The climate apocalypse has come and gone, and in the end it wasn't the temperature climbing or the waters rising. It was the trees. They created enough pollen to render the air unbreathable, and the world became overgrown.
In the decades since the event known as the Turning, humanity has rebuilt, and Izabel has grown used to the airtight domes that now contain her life. She raises her young daughter, Cami, and attempts to make peace with her mother's death. She tries hard to be satisfied with this safe, prosperous new world, but instead she just feels stuck.
And then the tranquility of her town is shattered. Someone—a serial killer—starts slashing through the domes at night, exposing people to the deadly pollen. At the same time, Cami begins sleep-talking, having whole conversations about the murders that she doesn't remember after she wakes. Izabel becomes fixated on the killer, on both tracking him down and understanding him. What could compel someone to take so many lives after years dedicated to sheer survival, with society finally flourishing again?
Suspenseful and startling, but also poetic and written with a wry, observant humor, this “skillful blend of postapocalyptic science fiction, supernatural murder mystery, and domestic drama is unexpected and entirely engrossing” (Publishers Weekly).
PUBLISHERS WEEKLY
Blake's fascinating, idiosyncratic second novel (after 2019's Namaah) constructs a haunting postapocalyptic world with which a withdrawn woman must finally come to terms when someone starts killing local families.

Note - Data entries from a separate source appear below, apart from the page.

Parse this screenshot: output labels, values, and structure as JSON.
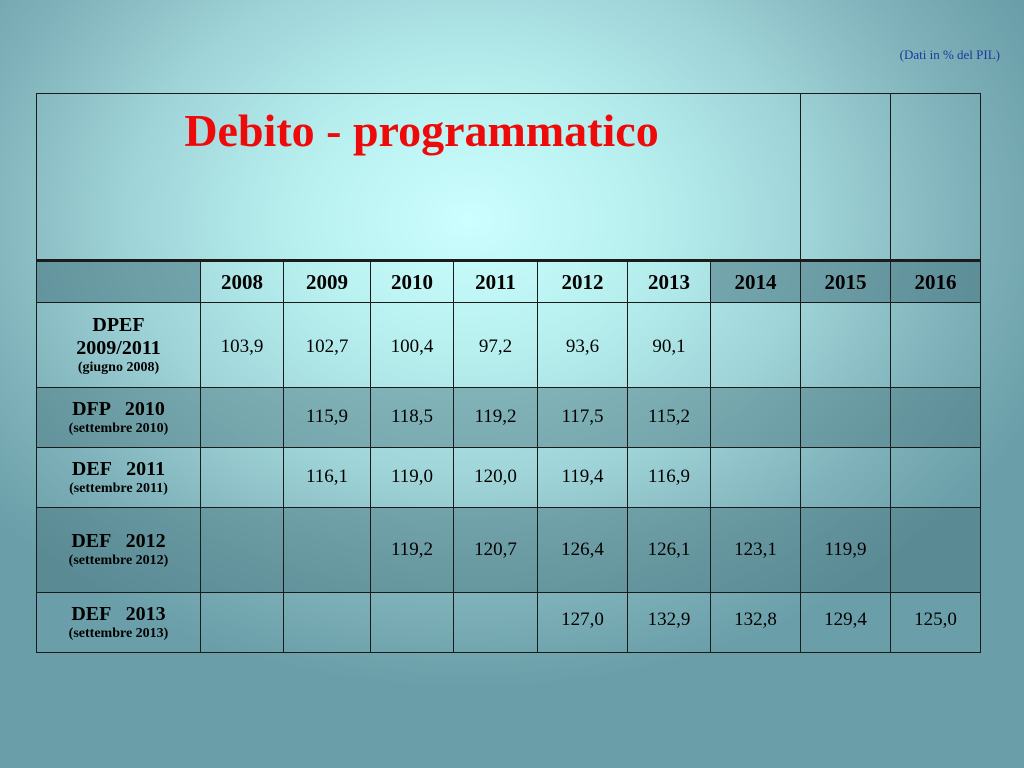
{
  "note": "(Dati in % del PIL)",
  "title": "Debito - programmatico",
  "years": [
    "2008",
    "2009",
    "2010",
    "2011",
    "2012",
    "2013",
    "2014",
    "2015",
    "2016"
  ],
  "rows": [
    {
      "label": "DPEF",
      "label2": "2009/2011",
      "sub": "(giugno 2008)",
      "values": [
        "103,9",
        "102,7",
        "100,4",
        "97,2",
        "93,6",
        "90,1",
        "",
        "",
        ""
      ]
    },
    {
      "label": "DFP   2010",
      "label2": "",
      "sub": "(settembre 2010)",
      "values": [
        "",
        "115,9",
        "118,5",
        "119,2",
        "117,5",
        "115,2",
        "",
        "",
        ""
      ]
    },
    {
      "label": "DEF   2011",
      "label2": "",
      "sub": "(settembre 2011)",
      "values": [
        "",
        "116,1",
        "119,0",
        "120,0",
        "119,4",
        "116,9",
        "",
        "",
        ""
      ]
    },
    {
      "label": "DEF   2012",
      "label2": "",
      "sub": "(settembre 2012)",
      "values": [
        "",
        "",
        "119,2",
        "120,7",
        "126,4",
        "126,1",
        "123,1",
        "119,9",
        ""
      ]
    },
    {
      "label": "DEF   2013",
      "label2": "",
      "sub": "(settembre 2013)",
      "values": [
        "",
        "",
        "",
        "",
        "127,0",
        "132,9",
        "132,8",
        "129,4",
        "125,0"
      ]
    }
  ],
  "colors": {
    "title": "#ee0a0a",
    "note": "#1a3aa0",
    "background": "#b6eeee"
  }
}
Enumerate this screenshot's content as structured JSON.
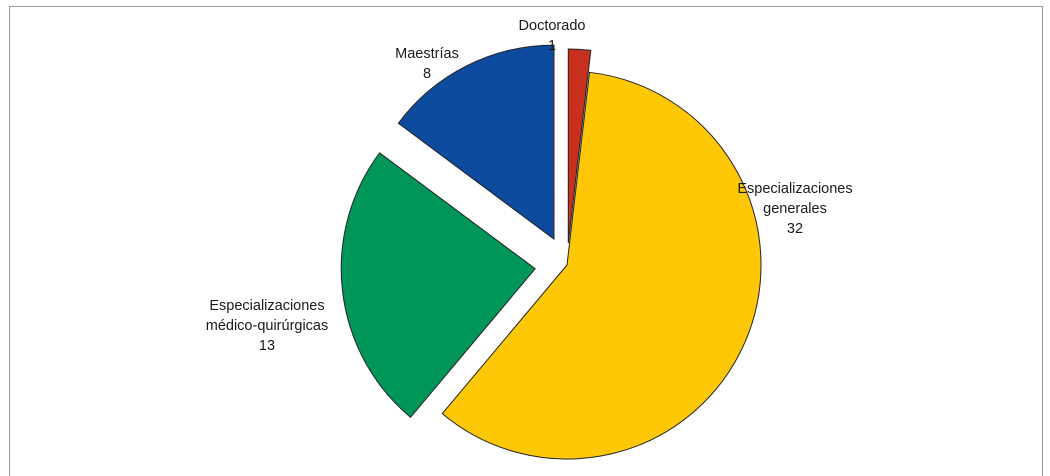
{
  "chart_data": {
    "type": "pie",
    "title": "",
    "slices": [
      {
        "label_lines": [
          "Doctorado"
        ],
        "value_text": "1",
        "value": 1,
        "color": "#c9311f",
        "exploded": true
      },
      {
        "label_lines": [
          "Especializaciones",
          "generales"
        ],
        "value_text": "32",
        "value": 32,
        "color": "#fec807",
        "exploded": false
      },
      {
        "label_lines": [
          "Especializaciones",
          "médico-quirúrgicas"
        ],
        "value_text": "13",
        "value": 13,
        "color": "#00965a",
        "exploded": true
      },
      {
        "label_lines": [
          "Maestrías"
        ],
        "value_text": "8",
        "value": 8,
        "color": "#0d4b9e",
        "exploded": true
      }
    ],
    "start_angle_deg": 0,
    "direction": "clockwise",
    "legend": "none"
  }
}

In 2032, trees began producing more pollen than human bodies could handle, killing billions of people. Ten years later, the survivors of what's called the Turning carefully navigate a world where it's not safe to be outside for more than seconds at a time. Among them is Izabel, who meanders through her days feeling vaguely dissatisfied with life with her husband, Kaito, and four-year-old daughter, Cami. When Cami develops inexplicable sleep issues around the same time a serial killer starts slashing the plastic sheeting enclosing nearby homes and letting in the toxic air, Izabel ends up in the best position to solve the mystery, following clues in the phrases Cami mutters in her sleep. The novel's tone is restrained, sometimes verging on mannered, which belies the gradual but effective accumulation of emotions and images. The skillful blend of postapocalyptic science fiction, supernatural murder mystery, and domestic drama is unexpected and entirely engrossing.